Disparition officielle et présence informelle sur le terrain
Lors des élections municipales du Mont-Liban du 4 mai 2025, le Courant du Futur, formation historiquement dominante dans les zones sunnites, n’a officiellement présenté aucune liste sous son étiquette. Aucune affiche électorale, aucun discours public de ses responsables ni aucune conférence de presse n’a été organisée au nom du parti. Cette décision, confirmée par l’entourage de Saad Hariri dès mars 2025, visait selon les termes internes à « se retirer du champ institutionnel visible ». Toutefois, dans plusieurs municipalités à majorité sunnite comme Damour, Naameh, Mazboud, Jiyeh ou Iqlim el-Kharroub, des figures anciennement affiliées au Courant du Futur ont activement participé à la constitution de listes indépendantes. À Damour, la tête de liste victorieuse, un ingénieur du secteur public, était un ancien conseiller technique du député futuriste local. À Naameh, la liste indépendante ayant remporté 11 sièges sur 12 était constituée à 70 % d’anciens candidats du Courant du Futur de 2016.
Moyens logistiques et mobilisation indirecte
Dans les zones de Mazboud, Barja, Ketermaya et Jiyeh, plusieurs comités électoraux non revendiqués officiellement ont été formés à partir du mois d’avril 2025. Ces cellules ont distribué du matériel de campagne, loué des bureaux électoraux et organisé des réunions avec les électeurs. À Jiyeh, le financement d’une liste indépendante a été assuré par une association présidée par un ancien membre du bureau politique du Courant du Futur. À Barja, le délégué d’une liste non partisane a reconnu que des tracts avaient été imprimés dans l’imprimerie privée d’un ancien parlementaire affilié au mouvement. La participation dans ces zones est restée stable : Jiyeh (45,1 %), Mazboud (44,6 %), Naameh (47,5 %), Damour (49,1 %), soit légèrement au-dessus de la moyenne régionale.
Justification officielle et silence stratégique
Aucune déclaration officielle de Saad Hariri n’a été publiée durant la période électorale. Selon les relais locaux du parti, cette position vise à éviter de s’engager dans une compétition à faible impact institutionnel, en prévision d’une éventuelle réorganisation en 2026. Un communiqué non signé, diffusé discrètement dans les bureaux du parti à Saida, mentionnait la volonté de « respecter l’autonomie des initiatives locales ». À Beyrouth, Tripoli et Saida, les antennes régionales du mouvement ont également suspendu leurs activités municipales. Aucun nom du Courant du Futur n’apparaît dans les candidatures déposées au ministère de l’Intérieur pour la phase du Mont-Liban.

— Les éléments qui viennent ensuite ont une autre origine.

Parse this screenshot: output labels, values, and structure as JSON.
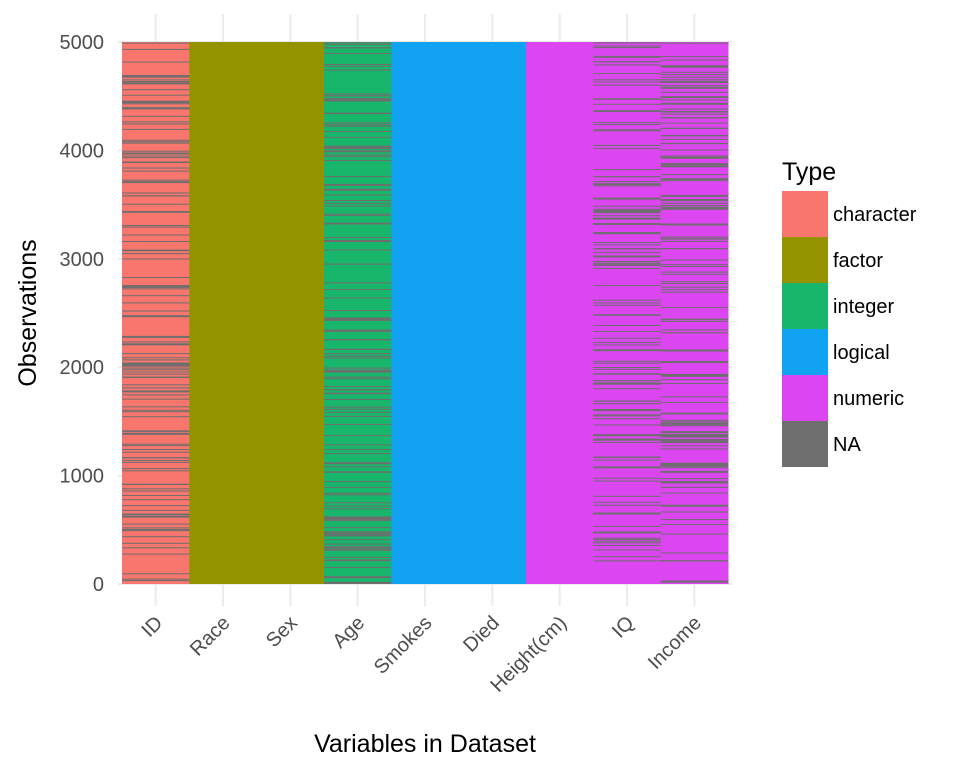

Effet sur le vote sunnite et configuration locale des résultats
Dans les zones à majorité sunnite, la dispersion du vote a favorisé des candidatures indépendantes souvent issues d’anciens cadres locaux. À Damour, 3 listes étaient en compétition, toutes composées en partie de figures affiliées au réseau du Courant du Futur. À Jiyeh, la liste victorieuse, composée d’ingénieurs et de commerçants, a obtenu 9 sièges. Aucun candidat FL, CPL ou Kataëb n’a été élu dans ces communes. Le vote communautaire a ainsi été structuré autour d’affiliations historiques, sans intervention des grandes formations nationales.
Cartographie de l’influence post-retrait
Damour : 8 sièges indépendants sur 15 affiliés à d’anciens réseaux du Courant du Futur
Naameh : 11 sur 12
Barja : 7 sur 15
Jiyeh : 9 sur 15
Mazboud : 6 sur 12
Ain Dara : 5 sur 15
Iqlim el-Kharroub : 4 à 6 sièges selon les villages
Total estimé : environ 50 à 60 sièges contrôlés par des figures issues du courant haririen
Comparaison avec les cycles précédents
En 2016, le Courant du Futur contrôlait directement ou indirectement 19 conseils municipaux dans le Mont-Liban. En 2025, malgré l’absence de présence officielle, ses anciens cadres restent présents dans environ 13 conseils sur les 52. La perte d’influence est mesurable en termes de visibilité, mais la base électorale reste partiellement active, notamment via des candidatures locales non partisanes.